As many of you know, medical school is a very tough time in our lives. It is full of discouragement and disappointment, as well as rewards and huge accomplishments. Many times, we compromise our mental health to succeed. I was reading a news article on depression in medical students that stated “27% of medical students around the world exhibit depression.” That’s about 1 in 4 students who experience this.
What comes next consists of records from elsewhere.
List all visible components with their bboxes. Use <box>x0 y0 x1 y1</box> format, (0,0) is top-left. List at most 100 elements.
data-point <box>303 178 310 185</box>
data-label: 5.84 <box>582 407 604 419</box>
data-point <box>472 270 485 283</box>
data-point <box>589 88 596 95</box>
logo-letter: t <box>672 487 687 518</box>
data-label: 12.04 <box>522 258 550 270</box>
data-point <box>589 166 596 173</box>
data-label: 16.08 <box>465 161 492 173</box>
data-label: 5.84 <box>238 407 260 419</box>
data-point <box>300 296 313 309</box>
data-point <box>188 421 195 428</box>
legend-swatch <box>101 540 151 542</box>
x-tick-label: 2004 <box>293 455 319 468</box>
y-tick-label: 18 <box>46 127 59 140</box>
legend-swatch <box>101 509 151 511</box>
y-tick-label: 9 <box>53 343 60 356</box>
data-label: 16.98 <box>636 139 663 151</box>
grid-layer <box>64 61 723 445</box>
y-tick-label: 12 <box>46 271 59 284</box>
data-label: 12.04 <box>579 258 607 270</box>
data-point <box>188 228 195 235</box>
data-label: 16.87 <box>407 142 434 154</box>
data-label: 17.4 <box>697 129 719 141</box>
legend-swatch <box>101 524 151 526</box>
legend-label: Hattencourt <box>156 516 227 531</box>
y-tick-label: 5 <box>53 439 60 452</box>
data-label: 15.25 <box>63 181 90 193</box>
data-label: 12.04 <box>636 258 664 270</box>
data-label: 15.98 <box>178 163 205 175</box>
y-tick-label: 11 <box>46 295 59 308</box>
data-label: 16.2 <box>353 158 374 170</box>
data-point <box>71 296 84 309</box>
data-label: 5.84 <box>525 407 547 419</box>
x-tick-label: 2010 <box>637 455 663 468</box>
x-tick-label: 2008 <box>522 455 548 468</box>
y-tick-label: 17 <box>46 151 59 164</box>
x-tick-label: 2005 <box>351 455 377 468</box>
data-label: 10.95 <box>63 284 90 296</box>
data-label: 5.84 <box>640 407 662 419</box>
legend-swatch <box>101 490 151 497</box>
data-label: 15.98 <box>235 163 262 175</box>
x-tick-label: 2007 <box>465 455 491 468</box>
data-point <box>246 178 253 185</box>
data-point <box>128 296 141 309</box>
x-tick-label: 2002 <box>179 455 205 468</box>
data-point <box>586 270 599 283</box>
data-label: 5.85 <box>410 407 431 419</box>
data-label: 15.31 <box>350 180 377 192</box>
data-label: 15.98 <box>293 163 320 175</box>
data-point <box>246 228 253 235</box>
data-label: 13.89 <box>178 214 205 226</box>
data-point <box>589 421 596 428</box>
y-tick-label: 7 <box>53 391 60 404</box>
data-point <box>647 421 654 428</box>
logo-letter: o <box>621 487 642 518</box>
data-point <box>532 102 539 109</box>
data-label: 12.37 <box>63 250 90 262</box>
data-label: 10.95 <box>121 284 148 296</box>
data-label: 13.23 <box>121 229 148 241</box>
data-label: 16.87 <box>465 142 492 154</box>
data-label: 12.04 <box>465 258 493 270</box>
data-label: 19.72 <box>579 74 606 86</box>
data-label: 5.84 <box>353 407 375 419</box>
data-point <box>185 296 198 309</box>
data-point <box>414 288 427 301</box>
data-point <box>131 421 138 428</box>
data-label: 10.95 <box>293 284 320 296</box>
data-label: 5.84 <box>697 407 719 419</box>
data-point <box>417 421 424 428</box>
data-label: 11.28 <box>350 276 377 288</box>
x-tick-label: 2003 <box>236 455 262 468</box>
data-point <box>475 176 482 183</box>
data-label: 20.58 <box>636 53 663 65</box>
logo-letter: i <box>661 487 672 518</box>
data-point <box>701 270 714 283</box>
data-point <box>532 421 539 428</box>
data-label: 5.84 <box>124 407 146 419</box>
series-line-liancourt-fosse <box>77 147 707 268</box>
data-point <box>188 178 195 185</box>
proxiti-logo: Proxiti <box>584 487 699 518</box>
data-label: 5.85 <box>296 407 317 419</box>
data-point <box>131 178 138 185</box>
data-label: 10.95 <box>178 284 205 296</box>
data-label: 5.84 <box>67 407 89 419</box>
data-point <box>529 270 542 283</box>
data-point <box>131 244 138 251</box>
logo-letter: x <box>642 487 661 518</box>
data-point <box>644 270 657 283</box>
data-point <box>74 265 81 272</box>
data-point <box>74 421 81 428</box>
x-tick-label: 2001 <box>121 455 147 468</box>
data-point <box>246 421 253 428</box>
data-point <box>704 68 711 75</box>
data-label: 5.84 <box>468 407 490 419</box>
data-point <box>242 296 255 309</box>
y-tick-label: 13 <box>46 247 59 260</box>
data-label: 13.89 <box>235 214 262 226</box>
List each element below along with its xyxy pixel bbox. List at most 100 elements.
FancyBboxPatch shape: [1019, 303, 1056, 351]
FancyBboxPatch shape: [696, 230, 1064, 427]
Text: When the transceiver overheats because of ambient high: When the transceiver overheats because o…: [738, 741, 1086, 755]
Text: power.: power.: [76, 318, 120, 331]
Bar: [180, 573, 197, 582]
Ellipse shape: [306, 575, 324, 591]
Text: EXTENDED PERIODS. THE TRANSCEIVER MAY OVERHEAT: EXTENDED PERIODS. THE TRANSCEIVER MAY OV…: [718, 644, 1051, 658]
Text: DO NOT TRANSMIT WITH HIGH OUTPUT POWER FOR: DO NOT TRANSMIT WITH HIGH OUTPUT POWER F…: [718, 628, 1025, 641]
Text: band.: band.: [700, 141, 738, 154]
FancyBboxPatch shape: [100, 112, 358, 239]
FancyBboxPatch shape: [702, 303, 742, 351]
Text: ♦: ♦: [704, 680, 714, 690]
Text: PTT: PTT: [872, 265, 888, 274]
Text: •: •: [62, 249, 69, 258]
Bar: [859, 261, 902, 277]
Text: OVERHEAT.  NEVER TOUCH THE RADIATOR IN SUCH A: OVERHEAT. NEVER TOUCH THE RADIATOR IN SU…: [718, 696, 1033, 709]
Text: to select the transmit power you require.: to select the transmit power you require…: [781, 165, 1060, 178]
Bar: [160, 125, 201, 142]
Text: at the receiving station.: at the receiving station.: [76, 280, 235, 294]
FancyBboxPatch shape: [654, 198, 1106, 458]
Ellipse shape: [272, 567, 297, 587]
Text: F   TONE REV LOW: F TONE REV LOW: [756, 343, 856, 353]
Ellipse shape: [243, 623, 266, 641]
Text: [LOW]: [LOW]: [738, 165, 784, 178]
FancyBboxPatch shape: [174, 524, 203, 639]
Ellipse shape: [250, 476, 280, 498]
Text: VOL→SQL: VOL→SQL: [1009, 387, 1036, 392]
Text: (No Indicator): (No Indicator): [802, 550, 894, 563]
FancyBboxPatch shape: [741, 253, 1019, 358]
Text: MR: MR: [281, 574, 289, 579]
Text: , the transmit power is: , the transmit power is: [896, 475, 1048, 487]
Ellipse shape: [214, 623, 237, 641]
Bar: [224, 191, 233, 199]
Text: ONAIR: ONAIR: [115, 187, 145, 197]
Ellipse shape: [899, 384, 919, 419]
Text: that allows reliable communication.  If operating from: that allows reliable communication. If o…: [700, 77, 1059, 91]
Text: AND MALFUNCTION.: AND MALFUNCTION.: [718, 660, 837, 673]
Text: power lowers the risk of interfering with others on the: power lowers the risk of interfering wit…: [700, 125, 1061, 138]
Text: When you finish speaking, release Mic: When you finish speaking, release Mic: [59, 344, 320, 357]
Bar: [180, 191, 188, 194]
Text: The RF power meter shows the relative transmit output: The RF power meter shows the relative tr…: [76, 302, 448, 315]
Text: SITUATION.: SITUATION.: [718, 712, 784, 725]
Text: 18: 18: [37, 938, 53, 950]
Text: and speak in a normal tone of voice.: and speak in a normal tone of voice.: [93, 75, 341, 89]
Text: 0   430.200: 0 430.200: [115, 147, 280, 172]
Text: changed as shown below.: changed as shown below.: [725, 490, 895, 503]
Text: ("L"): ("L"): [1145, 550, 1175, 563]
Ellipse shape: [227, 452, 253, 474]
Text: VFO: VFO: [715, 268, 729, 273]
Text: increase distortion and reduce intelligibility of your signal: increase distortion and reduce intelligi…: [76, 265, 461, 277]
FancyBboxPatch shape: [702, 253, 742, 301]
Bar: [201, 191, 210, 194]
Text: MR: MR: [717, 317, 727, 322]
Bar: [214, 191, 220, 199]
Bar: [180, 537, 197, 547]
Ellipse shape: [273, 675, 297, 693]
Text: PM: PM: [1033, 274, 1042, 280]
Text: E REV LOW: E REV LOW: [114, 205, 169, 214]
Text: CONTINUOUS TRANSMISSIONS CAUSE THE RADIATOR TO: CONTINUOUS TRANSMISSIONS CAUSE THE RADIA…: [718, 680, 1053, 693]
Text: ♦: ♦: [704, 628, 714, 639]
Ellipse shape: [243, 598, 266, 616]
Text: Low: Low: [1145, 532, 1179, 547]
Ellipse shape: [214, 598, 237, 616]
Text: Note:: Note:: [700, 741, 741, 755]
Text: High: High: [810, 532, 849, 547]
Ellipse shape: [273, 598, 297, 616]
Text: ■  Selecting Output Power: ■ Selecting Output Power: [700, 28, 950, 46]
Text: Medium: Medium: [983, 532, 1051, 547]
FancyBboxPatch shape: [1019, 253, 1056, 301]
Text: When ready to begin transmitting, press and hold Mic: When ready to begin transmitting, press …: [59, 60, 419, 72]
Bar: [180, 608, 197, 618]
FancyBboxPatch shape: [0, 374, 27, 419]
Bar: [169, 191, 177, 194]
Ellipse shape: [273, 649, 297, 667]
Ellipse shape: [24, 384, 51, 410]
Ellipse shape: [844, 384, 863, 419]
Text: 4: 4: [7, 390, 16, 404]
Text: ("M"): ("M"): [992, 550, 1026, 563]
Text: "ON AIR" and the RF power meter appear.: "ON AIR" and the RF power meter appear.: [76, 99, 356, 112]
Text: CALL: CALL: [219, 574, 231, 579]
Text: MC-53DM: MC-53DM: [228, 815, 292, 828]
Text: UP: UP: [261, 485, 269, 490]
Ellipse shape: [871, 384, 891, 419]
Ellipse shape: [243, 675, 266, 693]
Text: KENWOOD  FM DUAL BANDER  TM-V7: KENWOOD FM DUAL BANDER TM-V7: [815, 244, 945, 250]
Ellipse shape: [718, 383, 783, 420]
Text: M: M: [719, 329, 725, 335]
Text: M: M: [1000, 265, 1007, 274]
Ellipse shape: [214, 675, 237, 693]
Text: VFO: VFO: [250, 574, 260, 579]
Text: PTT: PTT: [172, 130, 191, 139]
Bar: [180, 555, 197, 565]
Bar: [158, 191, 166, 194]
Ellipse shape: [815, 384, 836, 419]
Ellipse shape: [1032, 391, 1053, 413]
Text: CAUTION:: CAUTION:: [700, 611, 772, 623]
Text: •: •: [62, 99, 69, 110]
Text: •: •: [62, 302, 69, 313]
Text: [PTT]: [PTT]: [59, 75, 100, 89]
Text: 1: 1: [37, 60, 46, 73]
With the stigma of mental health and depression in today’s society, many medical students choose not to seek help because they feel it might lower their chances of being taken seriously as a future physician.
One reason why medical students could be falling into depression is because of the countless sacrifices we are making in exchange for the rate of little rewards and appreciation for our efforts. Students often hear the horror stories of being kicked out of an OR due to one mistake, or being sent home from rotations for answering a question wrong. These types of events can lead to depressive thoughts that undermine one’s efforts and intelligence. Another reason could be that hospitals and clinics often have “quotas” that need to be met; a certain number of patients to be seen in one day, within one hour – this becomes more of a burden for physicians to see patients as numbers, and not as actual patients. This can be discouraging because, as future physicians, we want to treat patients and take our time with patients – but society wants otherwise.
Awareness of the importance of mental health in our future physicians is crucial. It’s important for students to know that it’s okay to feel depressed, and it’s even more okay to get help for it. As future physicians, we want to make sure our mental health is stable so we are able to treat our future physicians as best as we possibly can.